LONDON (Reuters) - Britain’s economy risks damage if Brexit is delayed beyond its latest Oct. 31 deadline because companies would continue to hold back on investment, Bank of England deputy governor Ben Broadbent was quoted as saying on Monday.
“It’s pretty clear that investment has been feeling the consequences of the uncertainty about Brexit and particularly the possibility of a bad outcome,” Broadbent told the Press Association news agency.
“If you continually expect news to arrive imminently - a resolution - then that can have quite a depressing effect on investment,” he said.
By contrast, a Brexit deal would lead to “quite a strong bounce-back in investment.”
Broadbent reiterated the BoE’s guidance that future interest rate increases would be limited and gradual, adding the “emphasis is on the ‘gradual’ bit of limited and gradual.”
He said he did know whether the British central bank would need to increase rates or cut them in the event of a no-deal Brexit shock to the economy.
“I don’t know.
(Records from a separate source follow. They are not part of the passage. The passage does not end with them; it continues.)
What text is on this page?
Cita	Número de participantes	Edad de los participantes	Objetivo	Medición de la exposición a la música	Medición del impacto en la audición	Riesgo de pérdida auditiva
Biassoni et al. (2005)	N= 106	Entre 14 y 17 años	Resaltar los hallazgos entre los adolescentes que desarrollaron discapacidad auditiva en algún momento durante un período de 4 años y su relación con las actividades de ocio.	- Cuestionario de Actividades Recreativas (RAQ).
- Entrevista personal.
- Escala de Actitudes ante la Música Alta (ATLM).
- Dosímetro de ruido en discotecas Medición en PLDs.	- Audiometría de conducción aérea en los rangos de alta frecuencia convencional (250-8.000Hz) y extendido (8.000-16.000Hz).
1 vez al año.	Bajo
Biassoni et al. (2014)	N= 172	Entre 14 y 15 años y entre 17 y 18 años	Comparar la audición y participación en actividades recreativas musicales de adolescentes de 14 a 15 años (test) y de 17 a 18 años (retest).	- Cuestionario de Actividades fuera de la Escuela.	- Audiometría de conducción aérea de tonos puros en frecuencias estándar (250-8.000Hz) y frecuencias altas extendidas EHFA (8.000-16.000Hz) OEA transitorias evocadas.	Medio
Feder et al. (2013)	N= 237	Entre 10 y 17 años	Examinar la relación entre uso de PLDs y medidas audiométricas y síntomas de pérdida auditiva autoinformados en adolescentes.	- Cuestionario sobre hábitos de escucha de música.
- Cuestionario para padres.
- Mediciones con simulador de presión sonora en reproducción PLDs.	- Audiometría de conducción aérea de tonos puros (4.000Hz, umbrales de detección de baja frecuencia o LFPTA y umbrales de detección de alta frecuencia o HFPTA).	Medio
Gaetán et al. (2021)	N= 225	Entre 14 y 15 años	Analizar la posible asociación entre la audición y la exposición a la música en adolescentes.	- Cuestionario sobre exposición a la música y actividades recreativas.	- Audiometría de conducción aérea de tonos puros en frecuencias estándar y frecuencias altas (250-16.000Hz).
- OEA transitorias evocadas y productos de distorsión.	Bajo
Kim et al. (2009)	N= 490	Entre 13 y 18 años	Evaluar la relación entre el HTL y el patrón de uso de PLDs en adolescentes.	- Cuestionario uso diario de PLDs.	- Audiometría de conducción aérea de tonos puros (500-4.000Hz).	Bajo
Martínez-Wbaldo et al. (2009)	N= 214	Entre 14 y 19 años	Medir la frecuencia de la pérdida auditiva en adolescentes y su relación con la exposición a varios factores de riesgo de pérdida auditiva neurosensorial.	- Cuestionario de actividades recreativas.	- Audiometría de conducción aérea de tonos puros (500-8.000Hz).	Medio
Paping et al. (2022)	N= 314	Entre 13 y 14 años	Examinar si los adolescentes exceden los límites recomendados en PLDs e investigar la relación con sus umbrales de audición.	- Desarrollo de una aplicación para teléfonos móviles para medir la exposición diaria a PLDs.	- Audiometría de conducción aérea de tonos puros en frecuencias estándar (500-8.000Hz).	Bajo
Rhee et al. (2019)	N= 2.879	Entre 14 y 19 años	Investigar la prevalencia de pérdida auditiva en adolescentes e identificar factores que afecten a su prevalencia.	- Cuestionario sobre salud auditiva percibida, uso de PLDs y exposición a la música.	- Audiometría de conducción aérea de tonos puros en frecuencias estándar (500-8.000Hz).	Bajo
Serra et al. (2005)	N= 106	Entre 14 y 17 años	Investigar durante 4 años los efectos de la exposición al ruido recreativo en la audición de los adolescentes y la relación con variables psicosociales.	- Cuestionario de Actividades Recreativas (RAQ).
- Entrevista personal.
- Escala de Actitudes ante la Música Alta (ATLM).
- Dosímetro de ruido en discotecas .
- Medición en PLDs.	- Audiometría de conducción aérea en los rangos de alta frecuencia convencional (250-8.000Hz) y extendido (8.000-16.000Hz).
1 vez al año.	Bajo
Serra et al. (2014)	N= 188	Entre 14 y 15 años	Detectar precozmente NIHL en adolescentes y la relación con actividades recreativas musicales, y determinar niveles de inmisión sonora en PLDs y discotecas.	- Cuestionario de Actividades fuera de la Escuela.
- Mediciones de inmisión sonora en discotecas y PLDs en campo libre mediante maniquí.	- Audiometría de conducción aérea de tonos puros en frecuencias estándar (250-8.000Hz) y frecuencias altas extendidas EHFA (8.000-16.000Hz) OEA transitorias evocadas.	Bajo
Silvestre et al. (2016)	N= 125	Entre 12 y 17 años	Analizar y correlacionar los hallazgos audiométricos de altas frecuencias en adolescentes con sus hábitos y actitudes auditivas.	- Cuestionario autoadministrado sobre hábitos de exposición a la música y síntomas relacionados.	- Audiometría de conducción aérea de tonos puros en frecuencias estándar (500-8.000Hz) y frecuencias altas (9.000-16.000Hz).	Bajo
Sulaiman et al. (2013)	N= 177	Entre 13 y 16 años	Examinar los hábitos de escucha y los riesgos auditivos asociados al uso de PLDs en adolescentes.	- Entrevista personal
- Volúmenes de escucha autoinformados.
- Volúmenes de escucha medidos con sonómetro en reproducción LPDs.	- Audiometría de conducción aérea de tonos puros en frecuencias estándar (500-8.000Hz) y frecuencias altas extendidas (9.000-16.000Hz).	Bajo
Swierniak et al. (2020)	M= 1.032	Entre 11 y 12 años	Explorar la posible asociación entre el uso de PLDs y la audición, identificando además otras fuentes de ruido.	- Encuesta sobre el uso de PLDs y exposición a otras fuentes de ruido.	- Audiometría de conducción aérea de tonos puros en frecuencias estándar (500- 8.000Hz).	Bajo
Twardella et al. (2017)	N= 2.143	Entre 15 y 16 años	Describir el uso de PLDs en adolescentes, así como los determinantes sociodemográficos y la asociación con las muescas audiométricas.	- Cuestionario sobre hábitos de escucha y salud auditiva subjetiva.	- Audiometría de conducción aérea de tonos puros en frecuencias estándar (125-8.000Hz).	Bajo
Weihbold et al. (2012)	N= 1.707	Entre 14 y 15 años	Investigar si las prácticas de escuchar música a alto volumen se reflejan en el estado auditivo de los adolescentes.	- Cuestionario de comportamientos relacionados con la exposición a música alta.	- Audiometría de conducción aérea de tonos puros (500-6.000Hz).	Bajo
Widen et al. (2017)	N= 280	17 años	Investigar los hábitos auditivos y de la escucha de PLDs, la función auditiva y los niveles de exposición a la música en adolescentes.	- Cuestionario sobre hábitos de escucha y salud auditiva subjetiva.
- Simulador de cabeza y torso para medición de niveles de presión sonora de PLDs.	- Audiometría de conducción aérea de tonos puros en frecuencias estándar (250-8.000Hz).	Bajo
I really don’t, because I don’t know how much the exchange rate will move,” he said.
Several other top BoE officials, including Governor Mark Carney, have said a rate cut would probably be needed to help the economy weather the shock of leaving the European Union with no deal.
On whether he will put his name forward as a candidate to succeed Mark Carney as BoE governor, Broadbent said: It’s a big job...I have lots of things to think about before I make that decision.”